Quote:
Originally Posted by David Sklansky
I don't understand why you are asking me this. Any behavior that was despicable enough that it would justify killing to stop it was behavior done only by scum. Not letting a black person into your restaurant doesn't meet this threshold. Denying gays the right to marriage doesn't either. But enslaving people does especially if the enslaver realizes it himself. So does raping children.
Also stop with the Lincoln was inspired by TJ's writing. So what? I'm sure most murderers support strong punishment for murder. And a few might have written eloquently on the topic.
Come on, DS, you know exactly why I ask the question. Your singling out TJ as scum for owning slaves while giving everyone else of that day a pass for beating and raping children adds the perspective that is missing from your argument.
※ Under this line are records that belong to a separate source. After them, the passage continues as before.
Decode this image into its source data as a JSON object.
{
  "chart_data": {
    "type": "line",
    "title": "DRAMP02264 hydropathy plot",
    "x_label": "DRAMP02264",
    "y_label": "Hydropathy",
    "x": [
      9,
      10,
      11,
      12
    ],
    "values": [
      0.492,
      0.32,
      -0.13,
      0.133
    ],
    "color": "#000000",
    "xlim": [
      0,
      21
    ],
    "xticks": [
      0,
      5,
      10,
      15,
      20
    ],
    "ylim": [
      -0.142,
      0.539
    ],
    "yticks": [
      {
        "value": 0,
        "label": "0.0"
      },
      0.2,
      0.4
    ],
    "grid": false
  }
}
Either he was scum, but so was everyone else of that day, or he did scummy things like everyone else but it was a different time, and we don't generally hold people of centuries past to our moral standards.
Yes, he figured out he was doing something wrong, but apparently he didn't think it was as bad as we do today now that people like him helped change our moral compass. It took awhile for raping 12-year-olds to seem so horrific too, you know. Anyway, his writings show a man who was pretty torn over it, but didn't see manumission as a suitible solution. That Lincoln, someone almost nobody but racists would think to consider scum, understood this and revered TJ anyway strengthens my position*.
Edit:* And the position of most historians on this subject.
Last edited by FoldnDark; 03-18-2015 at 08:21 PM.